Son message de prévention est direct : «Lisez bien ce que vous inhalez avant de le faire. Ne pensez pas que votre âge vous protège. J’ai seulement 20 ans et j’ai failli perdre la vie». James espère que son témoignage servira d’avertissement aux jeunes adultes qui considèrent les Puff comme des produits anodins, disponibles librement en point de vente.

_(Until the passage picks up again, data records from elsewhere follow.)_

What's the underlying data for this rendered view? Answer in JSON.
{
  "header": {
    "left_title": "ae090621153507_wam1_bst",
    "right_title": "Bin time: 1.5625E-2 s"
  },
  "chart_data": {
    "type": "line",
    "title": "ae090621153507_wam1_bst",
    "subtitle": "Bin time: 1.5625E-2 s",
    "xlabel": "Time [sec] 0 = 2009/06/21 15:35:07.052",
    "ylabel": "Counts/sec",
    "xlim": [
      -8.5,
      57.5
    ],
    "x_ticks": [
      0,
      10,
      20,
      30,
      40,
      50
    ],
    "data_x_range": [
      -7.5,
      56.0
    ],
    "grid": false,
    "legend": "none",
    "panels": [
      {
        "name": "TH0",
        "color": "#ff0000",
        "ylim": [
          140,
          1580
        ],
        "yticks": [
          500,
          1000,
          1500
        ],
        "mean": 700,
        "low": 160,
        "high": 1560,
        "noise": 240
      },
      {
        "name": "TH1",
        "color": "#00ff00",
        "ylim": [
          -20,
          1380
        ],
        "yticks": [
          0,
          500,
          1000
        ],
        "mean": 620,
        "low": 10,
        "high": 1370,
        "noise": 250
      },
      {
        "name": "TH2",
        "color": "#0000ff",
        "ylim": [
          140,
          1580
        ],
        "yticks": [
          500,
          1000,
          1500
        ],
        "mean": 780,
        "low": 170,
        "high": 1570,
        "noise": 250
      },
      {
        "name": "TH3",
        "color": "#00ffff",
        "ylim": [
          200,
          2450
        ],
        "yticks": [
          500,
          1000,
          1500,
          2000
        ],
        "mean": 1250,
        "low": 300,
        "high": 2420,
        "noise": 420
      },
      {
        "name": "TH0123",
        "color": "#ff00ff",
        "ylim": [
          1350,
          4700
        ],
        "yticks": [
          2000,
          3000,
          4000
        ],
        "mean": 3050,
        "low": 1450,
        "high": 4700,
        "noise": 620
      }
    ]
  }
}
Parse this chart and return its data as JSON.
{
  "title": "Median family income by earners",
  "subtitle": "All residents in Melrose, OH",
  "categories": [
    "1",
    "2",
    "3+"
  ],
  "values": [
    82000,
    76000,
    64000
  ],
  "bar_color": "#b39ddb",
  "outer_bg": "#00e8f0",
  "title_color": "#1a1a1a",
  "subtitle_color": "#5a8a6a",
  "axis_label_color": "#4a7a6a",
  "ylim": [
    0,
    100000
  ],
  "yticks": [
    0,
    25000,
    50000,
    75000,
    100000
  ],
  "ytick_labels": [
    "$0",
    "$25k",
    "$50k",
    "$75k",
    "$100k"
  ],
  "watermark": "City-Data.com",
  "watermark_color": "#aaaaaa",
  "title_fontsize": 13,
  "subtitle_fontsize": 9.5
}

Le cas de James Johnson devrait alimenter les débats en cours sur l’encadrement réglementaire des cigarettes électroniques jetables au Royaume-Uni et en Europe. En France, plusieurs propositions visant à restreindre la vente des Puff aux mineurs ont déjà été adoptées, mais la question d’un étiquetage sanitaire renforcé pour les adultes reste ouverte. Du côté médical, les effets du vapotage intensif sur la santé pulmonaire des jeunes adultes font l’objet d’études dont les résultats sont attendus dans les prochaines années. Quant à James, son pronostic à long terme dépendra directement de sa capacité à maintenir l’arrêt total du vapotage et à préserver son unique poumon fonctionnel.